The dangers of social media misinformation

By Jim Condos

Editor’s note: Jim Condos is Vermont secretary of state. He is stepping down from his position in November.

As we watch new information emerge from the Jan. 6 Congressional hearings, one truth has been made crystal clear. Whether it’s insurrection at the Capitol or violent threats against election officials, these acts are a consequence of a single insidious lie: that voter fraud altered the outcome of the 2020 general election.

Despite the complete lack of evidence, this lie has gripped certain groups in the electorate and is at the center of the divisiveness driving a wedge between Americans.
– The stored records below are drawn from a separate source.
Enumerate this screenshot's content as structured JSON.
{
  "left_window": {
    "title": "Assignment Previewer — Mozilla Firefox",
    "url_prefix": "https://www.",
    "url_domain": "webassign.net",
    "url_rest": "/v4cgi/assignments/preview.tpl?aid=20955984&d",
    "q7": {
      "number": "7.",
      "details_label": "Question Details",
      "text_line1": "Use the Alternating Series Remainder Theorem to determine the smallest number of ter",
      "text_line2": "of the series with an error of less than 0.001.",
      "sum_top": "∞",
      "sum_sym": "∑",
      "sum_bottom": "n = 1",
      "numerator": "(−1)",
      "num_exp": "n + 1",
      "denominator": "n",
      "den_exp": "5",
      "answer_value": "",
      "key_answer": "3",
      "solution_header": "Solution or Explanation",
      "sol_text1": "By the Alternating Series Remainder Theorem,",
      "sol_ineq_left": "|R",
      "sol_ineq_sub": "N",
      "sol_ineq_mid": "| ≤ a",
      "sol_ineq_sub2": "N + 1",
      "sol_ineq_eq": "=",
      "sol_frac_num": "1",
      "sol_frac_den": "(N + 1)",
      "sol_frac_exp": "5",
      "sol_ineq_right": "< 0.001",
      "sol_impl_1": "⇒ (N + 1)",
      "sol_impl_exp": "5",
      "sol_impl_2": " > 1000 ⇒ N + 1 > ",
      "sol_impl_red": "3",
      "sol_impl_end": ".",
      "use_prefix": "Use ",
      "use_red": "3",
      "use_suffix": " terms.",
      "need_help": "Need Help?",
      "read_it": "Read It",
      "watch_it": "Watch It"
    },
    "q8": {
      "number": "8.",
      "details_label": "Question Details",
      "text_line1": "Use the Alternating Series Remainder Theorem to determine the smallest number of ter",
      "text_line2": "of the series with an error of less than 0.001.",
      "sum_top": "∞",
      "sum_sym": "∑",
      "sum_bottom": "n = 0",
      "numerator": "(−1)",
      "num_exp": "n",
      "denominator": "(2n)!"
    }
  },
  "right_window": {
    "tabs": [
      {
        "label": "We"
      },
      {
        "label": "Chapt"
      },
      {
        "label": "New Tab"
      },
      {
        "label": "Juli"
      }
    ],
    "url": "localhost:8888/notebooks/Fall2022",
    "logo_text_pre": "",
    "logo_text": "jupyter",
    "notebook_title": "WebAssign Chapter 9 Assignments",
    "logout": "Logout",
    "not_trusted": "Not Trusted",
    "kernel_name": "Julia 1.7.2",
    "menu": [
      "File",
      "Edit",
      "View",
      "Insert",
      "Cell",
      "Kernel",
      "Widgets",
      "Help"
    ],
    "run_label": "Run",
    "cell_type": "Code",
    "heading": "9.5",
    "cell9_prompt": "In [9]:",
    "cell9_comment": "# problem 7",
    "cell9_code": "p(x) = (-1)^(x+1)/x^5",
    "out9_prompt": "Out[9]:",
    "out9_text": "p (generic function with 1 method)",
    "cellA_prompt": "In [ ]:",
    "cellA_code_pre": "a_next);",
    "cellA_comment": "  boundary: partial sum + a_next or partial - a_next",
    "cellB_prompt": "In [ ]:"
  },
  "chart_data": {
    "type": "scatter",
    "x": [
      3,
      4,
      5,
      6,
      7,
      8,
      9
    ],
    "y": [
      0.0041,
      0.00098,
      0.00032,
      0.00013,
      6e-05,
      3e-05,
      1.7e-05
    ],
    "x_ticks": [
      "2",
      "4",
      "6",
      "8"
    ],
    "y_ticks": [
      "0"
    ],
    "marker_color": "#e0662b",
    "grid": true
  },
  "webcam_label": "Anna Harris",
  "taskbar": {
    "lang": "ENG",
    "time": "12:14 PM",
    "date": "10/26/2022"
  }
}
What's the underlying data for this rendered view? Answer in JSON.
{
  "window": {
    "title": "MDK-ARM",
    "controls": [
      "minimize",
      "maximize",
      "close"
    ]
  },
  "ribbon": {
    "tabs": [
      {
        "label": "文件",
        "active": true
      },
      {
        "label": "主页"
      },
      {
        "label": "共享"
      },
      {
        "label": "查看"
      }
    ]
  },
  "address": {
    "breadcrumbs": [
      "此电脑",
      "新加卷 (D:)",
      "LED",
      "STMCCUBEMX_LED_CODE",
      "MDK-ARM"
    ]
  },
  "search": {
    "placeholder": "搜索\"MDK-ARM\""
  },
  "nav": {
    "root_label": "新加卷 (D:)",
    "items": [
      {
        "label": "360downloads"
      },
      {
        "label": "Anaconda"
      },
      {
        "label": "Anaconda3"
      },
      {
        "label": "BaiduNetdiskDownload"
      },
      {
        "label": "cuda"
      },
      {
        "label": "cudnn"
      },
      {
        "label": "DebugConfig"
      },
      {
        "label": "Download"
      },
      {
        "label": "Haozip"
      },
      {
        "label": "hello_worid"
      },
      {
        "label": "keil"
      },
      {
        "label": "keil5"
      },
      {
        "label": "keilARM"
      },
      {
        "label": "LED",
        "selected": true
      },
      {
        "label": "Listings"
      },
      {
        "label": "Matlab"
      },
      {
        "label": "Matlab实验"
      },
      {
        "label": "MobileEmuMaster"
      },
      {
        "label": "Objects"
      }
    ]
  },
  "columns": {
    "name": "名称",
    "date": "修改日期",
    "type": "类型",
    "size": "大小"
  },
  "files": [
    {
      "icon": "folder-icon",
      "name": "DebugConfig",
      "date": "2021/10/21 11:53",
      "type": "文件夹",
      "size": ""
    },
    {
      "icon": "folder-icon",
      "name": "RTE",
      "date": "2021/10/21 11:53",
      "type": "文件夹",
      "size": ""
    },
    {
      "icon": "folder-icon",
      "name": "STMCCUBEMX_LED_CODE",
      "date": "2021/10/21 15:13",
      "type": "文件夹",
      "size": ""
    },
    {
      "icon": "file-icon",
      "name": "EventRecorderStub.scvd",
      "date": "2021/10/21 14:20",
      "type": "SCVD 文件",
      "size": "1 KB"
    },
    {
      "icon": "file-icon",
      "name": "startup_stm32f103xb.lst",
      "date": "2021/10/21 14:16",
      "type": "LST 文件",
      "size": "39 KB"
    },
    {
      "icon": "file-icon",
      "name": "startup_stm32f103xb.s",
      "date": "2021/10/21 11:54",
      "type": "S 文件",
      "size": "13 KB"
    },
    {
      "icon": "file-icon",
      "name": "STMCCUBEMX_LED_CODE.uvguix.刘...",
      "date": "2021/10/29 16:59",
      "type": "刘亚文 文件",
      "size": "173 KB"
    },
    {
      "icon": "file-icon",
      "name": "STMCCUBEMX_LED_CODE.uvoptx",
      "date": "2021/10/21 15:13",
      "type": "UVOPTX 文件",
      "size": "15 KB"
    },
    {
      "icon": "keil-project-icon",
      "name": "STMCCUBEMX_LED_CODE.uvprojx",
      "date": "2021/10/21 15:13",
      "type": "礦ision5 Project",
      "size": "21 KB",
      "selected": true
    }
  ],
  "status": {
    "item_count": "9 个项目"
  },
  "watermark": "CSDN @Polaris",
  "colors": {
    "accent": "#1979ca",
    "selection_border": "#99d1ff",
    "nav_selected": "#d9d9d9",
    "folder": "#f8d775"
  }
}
We see it every day on social media, where a lie can be shared and spread rapidly, reaching thousands if not millions of people sometimes in a matter of minutes.

We all want our elections to be secure, accessible, accurate, and fair. Ensuring the accuracy of our elections is my No. 1 priority, and I hold steadfast faith in the integrity of our hardworking town and city clerks.

The voter fraud lie is an insult to their diligent stewardship of Vermont elections, which are conducted on the local level. An attack on elections is an unfounded accusation against your neighbors, friends, and local public servants. Even worse, it threatens to erode the public’s confidence in democracy itself.

So, what can we do? It starts by being cautious with what we share online. That means taking the time to investigate and verify the information and its sources. As I like to say: “Think before you link!”

I will continue to operate my office transparently and openly to all Vermonters. That includes ensuring the public’s access to our post-election audit, and to the results certification process. It is telling that the biggest skeptics of election integrity choose not to attend these important events: these events verify the accuracy and integrity of the election process and do not fit the narrative these individuals have chosen to believe.

Our website is a treasure trove of trusted, official elections information including a myth vs. fact page that tackles some of the most common pieces of disinformation we see on social media.

My office is always available to answer questions on social media, or by phone and email. Thank you for helping stop the spread of false, harmful information, and thank you for being a voter!